La CSEC N ha concluso le consultazioni relative alla legge federale sugli esami genetici sull'essere umano (LEGU). Con ogni probabilità, il testo verrà esaminato dal Consiglio nazionale già durante la sessione primaverile. Contrariamente alla decisione precedente, la Commissione intende ora sostenere il diritto di non essere informati. In ambito assicurativo, si pronuncia a favore di un severo divieto di esigere o utilizzare risultati di esami precedenti. La proposta di mitigare il divieto della diagnosi preimpianto è stata rifiutata.
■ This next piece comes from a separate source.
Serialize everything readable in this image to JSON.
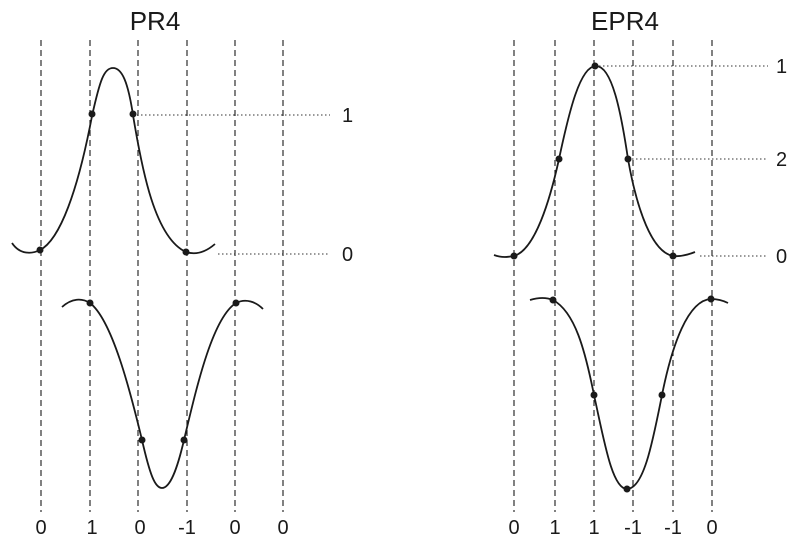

Nel maggio dello scorso anno, la CSEC aveva avviato le consultazioni sulla LEGU (02.065); il testo è stato messo sei volte all'ordine del giorno. Ora la Commissione è riuscita a trovare un consenso su vari punti controversi ed ha concluso la procedura. Perciò, propone all'ufficio del Consiglio nazionale di trattare la LEGU se possibile già durante la sessione primaverile del Consiglio nazionale.

Nel quadro delle consultazioni, la Commissione ha riesaminato la discussa decisione presa in settembre 2003 di stralciare dal testo il „diritto di non essere informati". Ora ha deciso all'unanimità di mantenere nel progetto l'articolo 6 che dà ad ogni persona il diritto di rifiutarsi di ricevere informazioni sul proprio patrimonio genetico. Secondo la Commissione, per motivi di trasparenza, questo diritto dovrebbe essere definito in maniera esplicita nella sezione sulle disposizioni generali.
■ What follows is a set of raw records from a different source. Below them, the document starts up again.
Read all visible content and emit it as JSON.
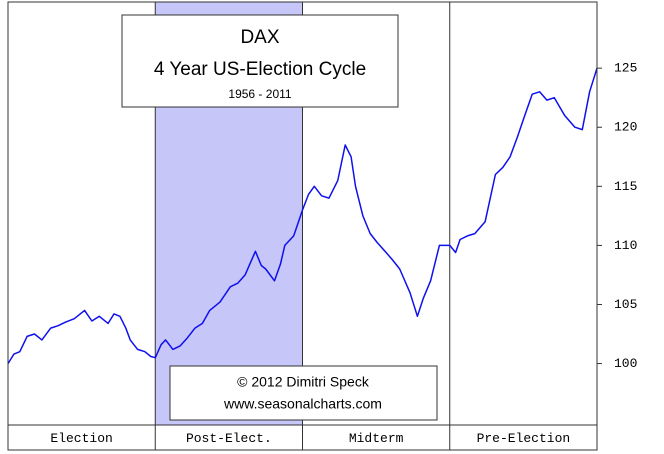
{
  "chart_data": {
    "type": "line",
    "title": "DAX",
    "subtitle": "4 Year US-Election Cycle",
    "period": "1956 - 2011",
    "credit": "© 2012 Dimitri Speck",
    "website": "www.seasonalcharts.com",
    "categories": [
      "Election",
      "Post-Elect.",
      "Midterm",
      "Pre-Election"
    ],
    "highlight_index": 1,
    "highlight_color": "#c6c6f8",
    "xlim": [
      0,
      4
    ],
    "ylim": [
      94.8,
      130.6
    ],
    "yticks": [
      100,
      105,
      110,
      115,
      120,
      125
    ],
    "x": [
      0,
      0.04,
      0.08,
      0.13,
      0.18,
      0.23,
      0.29,
      0.34,
      0.39,
      0.45,
      0.52,
      0.57,
      0.62,
      0.68,
      0.72,
      0.76,
      0.8,
      0.83,
      0.88,
      0.93,
      0.97,
      1.0,
      1.04,
      1.07,
      1.12,
      1.17,
      1.22,
      1.27,
      1.32,
      1.37,
      1.44,
      1.51,
      1.56,
      1.61,
      1.68,
      1.72,
      1.75,
      1.81,
      1.85,
      1.88,
      1.94,
      2.0,
      2.04,
      2.08,
      2.13,
      2.18,
      2.24,
      2.29,
      2.33,
      2.36,
      2.41,
      2.46,
      2.51,
      2.56,
      2.61,
      2.66,
      2.73,
      2.78,
      2.82,
      2.87,
      2.93,
      3.0,
      3.04,
      3.07,
      3.12,
      3.17,
      3.24,
      3.31,
      3.36,
      3.41,
      3.46,
      3.51,
      3.56,
      3.61,
      3.66,
      3.71,
      3.78,
      3.85,
      3.9,
      3.95,
      4.0
    ],
    "series": [
      {
        "name": "DAX",
        "color": "#1010ee",
        "values": [
          100,
          100.8,
          101,
          102.3,
          102.5,
          102,
          103,
          103.2,
          103.5,
          103.8,
          104.5,
          103.6,
          104,
          103.4,
          104.2,
          104,
          103,
          102,
          101.2,
          101,
          100.6,
          100.5,
          101.6,
          102,
          101.2,
          101.5,
          102.2,
          103,
          103.4,
          104.5,
          105.2,
          106.5,
          106.8,
          107.5,
          109.5,
          108.3,
          108,
          107,
          108.4,
          110,
          110.8,
          113,
          114.3,
          115,
          114.2,
          114,
          115.5,
          118.5,
          117.5,
          115,
          112.5,
          111,
          110.2,
          109.5,
          108.8,
          108,
          106,
          104,
          105.5,
          107,
          110,
          110,
          109.4,
          110.5,
          110.8,
          111,
          112,
          116,
          116.6,
          117.5,
          119.2,
          121,
          122.8,
          123,
          122.3,
          122.5,
          121,
          120,
          119.8,
          123,
          125
        ]
      }
    ]
  }
}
La CSEC è restata fedele alla propria richiesta di offrire ai futuri genitori, oltre alle informazioni di carattere generale, anche una consulenza indipendente sulle condizioni psicosociali di esami prenatali. Questa consulenza può essere offerta nell'ambito delle strutture già esistenti per la consulenza alle donne incinte e dovrebbe perciò comportare costi moderati per i Cantoni (articolo 17).
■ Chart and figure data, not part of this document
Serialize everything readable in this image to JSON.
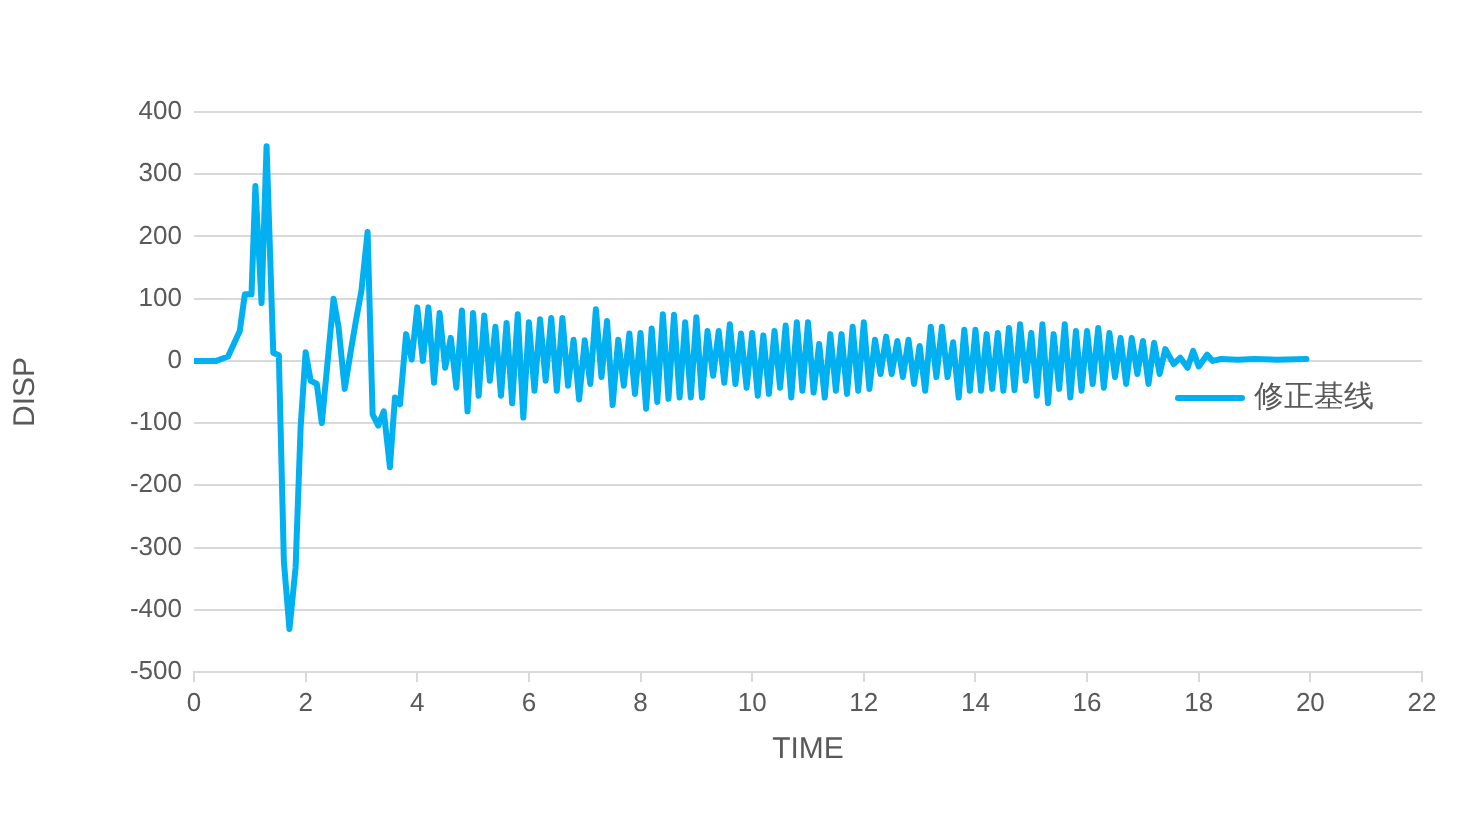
{
  "chart_data": {
    "type": "line",
    "xlabel": "TIME",
    "ylabel": "DISP",
    "x": [
      0,
      0.4,
      0.61,
      0.82,
      0.91,
      1.03,
      1.1,
      1.21,
      1.3,
      1.42,
      1.52,
      1.61,
      1.71,
      1.82,
      1.91,
      2.0,
      2.09,
      2.2,
      2.29,
      2.5,
      2.59,
      2.7,
      2.8,
      2.9,
      3.0,
      3.11,
      3.2,
      3.3,
      3.4,
      3.51,
      3.6,
      3.69,
      3.8,
      3.9,
      4.0,
      4.1,
      4.2,
      4.3,
      4.4,
      4.5,
      4.6,
      4.7,
      4.8,
      4.9,
      5.0,
      5.1,
      5.2,
      5.3,
      5.4,
      5.5,
      5.6,
      5.7,
      5.8,
      5.9,
      6.0,
      6.1,
      6.2,
      6.3,
      6.4,
      6.5,
      6.6,
      6.7,
      6.8,
      6.9,
      7.0,
      7.1,
      7.2,
      7.3,
      7.4,
      7.5,
      7.6,
      7.7,
      7.8,
      7.9,
      8.0,
      8.1,
      8.2,
      8.3,
      8.4,
      8.5,
      8.6,
      8.7,
      8.8,
      8.9,
      9.0,
      9.1,
      9.2,
      9.3,
      9.4,
      9.5,
      9.6,
      9.7,
      9.8,
      9.9,
      10.0,
      10.1,
      10.2,
      10.3,
      10.4,
      10.5,
      10.6,
      10.7,
      10.8,
      10.9,
      11.0,
      11.1,
      11.2,
      11.3,
      11.4,
      11.5,
      11.6,
      11.7,
      11.8,
      11.9,
      12.0,
      12.1,
      12.2,
      12.3,
      12.4,
      12.5,
      12.6,
      12.7,
      12.8,
      12.9,
      13.0,
      13.1,
      13.2,
      13.3,
      13.4,
      13.5,
      13.6,
      13.7,
      13.8,
      13.9,
      14.0,
      14.1,
      14.2,
      14.3,
      14.4,
      14.5,
      14.6,
      14.7,
      14.8,
      14.9,
      15.0,
      15.1,
      15.2,
      15.3,
      15.4,
      15.5,
      15.6,
      15.7,
      15.8,
      15.9,
      16.0,
      16.1,
      16.2,
      16.3,
      16.4,
      16.5,
      16.6,
      16.7,
      16.8,
      16.9,
      17.0,
      17.1,
      17.2,
      17.3,
      17.4,
      17.55,
      17.67,
      17.8,
      17.9,
      18.0,
      18.15,
      18.25,
      18.4,
      18.7,
      19.0,
      19.4,
      19.93
    ],
    "series": [
      {
        "name": "修正基线",
        "color": "#00b0f0",
        "values": [
          0,
          0,
          7,
          48,
          107,
          107,
          281,
          93,
          345,
          13,
          9,
          -322,
          -431,
          -332,
          -107,
          14,
          -32,
          -37,
          -100,
          100,
          54,
          -45,
          11,
          64,
          113,
          207,
          -86,
          -104,
          -81,
          -171,
          -59,
          -70,
          43,
          2,
          86,
          0,
          86,
          -35,
          77,
          -11,
          37,
          -43,
          81,
          -81,
          77,
          -56,
          73,
          -32,
          55,
          -56,
          61,
          -68,
          75,
          -91,
          62,
          -48,
          67,
          -32,
          69,
          -48,
          69,
          -40,
          34,
          -62,
          33,
          -37,
          83,
          -26,
          64,
          -71,
          34,
          -40,
          44,
          -53,
          45,
          -77,
          52,
          -66,
          75,
          -61,
          74,
          -59,
          62,
          -59,
          70,
          -59,
          48,
          -24,
          48,
          -35,
          59,
          -37,
          44,
          -43,
          45,
          -56,
          41,
          -53,
          48,
          -43,
          57,
          -59,
          62,
          -48,
          62,
          -51,
          27,
          -59,
          43,
          -48,
          43,
          -53,
          55,
          -48,
          62,
          -45,
          34,
          -21,
          39,
          -21,
          32,
          -26,
          34,
          -37,
          24,
          -48,
          55,
          -26,
          55,
          -26,
          30,
          -59,
          50,
          -48,
          50,
          -48,
          43,
          -45,
          45,
          -48,
          53,
          -47,
          59,
          -32,
          45,
          -56,
          59,
          -68,
          43,
          -45,
          59,
          -59,
          48,
          -48,
          48,
          -37,
          53,
          -43,
          45,
          -26,
          37,
          -37,
          37,
          -21,
          32,
          -37,
          29,
          -21,
          19,
          -5,
          5,
          -11,
          16,
          -9,
          10,
          0,
          3,
          2,
          3,
          2,
          3
        ]
      }
    ],
    "xlim": [
      0,
      22
    ],
    "xticks": [
      0,
      2,
      4,
      6,
      8,
      10,
      12,
      14,
      16,
      18,
      20,
      22
    ],
    "ylim": [
      -500,
      400
    ],
    "yticks": [
      -500,
      -400,
      -300,
      -200,
      -100,
      0,
      100,
      200,
      300,
      400
    ],
    "grid": "y",
    "legend": "right",
    "marker": "none",
    "line_style": "solid"
  }
}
In ambito assicurativo, la Commissione ha deciso con 14 voti contro 10 un severo divieto di esigere o utilizzare risultati di esami precedenti (articolo 27). Mitigando il divieto, la Commissione teme di mettere in pericolo l'autodeterminazione all'informazione di persone che desiderano concludere un'assicurazione sulla vita o un'assicurazione facoltativa per l'invalidità. Fa notare come i risultati di esami genetici possano diventare un potente strumento degli assicuratori e creare l',uomo di vetro'. Invece, la minoranza continua ad essere dell'opinione che a partire da una determinata somma debba essere permesso utilizzare i risultati di esami genetici precedenti o di esami di pianificazione familiare. Sono state inoltrate due proposte di minoranza: una segue il progetto del Consiglio federale, mentre la seconda intende ridurre il tetto massimo e permettere la consultazione di risultati di esami precedenti già a partire da 250'000 franchi per le assicurazioni sulla vita e da 25'000 franchi per le assicurazioni facoltative per l'invalidità. In genere, la minoranza teme il pericolo di un',antiselezione' nel caso in cui non vengano comunicati all'assicuratore rischi che precedenti esami genetici hanno portato alla luce. Ne potrebbe conseguire un aumento generale dei premi che a sua volta potrebbe rendere poco redditizio questo settore delle assicurazioni che non potrebbe essere più offerto come finora. Il divieto di esigere un esame (articolo 26) resta comunque incontestato.

La Commissione aveva esaminato già nel settembre 2003 la proposta di permettere in futuro la diagnostica preimpianto e già allora aveva rifiutato chiaramente di rimettere in discussione nel quadro della LEGU questo divieto sancito dalla legge sulla procreazione con assistenza medica, già ampiamente dibattuto. Ora si è occupata della proposta di permettere la diagnostica preimpianto nel caso in cui non ci sia altro mezzo per evitare la trasmissione di una grave e incurabile malattia ereditaria. Dopo un appassionato dibattito, la proposta è stata respinta con 4 voti contro 14 e 4 astensioni. Da una parte non si è voluto rimettere in discussione il divieto, dall'altra si temeva di appesantire troppo il testo di legge e dunque di metterlo in pericolo. Nel plenum non verrà avanzata alcuna proposta minoritaria in merito.

Nella votazione sul complesso, la Commissione ha approvato il progetto di legge con 22 voti contro 0.

La Commissione si è riunita a Berna il 19 e il 20 febbraio 2004 sotto la presidenza del consigliere nazionale Theophil Pfister (UDC/SG) e con la partecipazione parziale del Consigliere federale Blocher.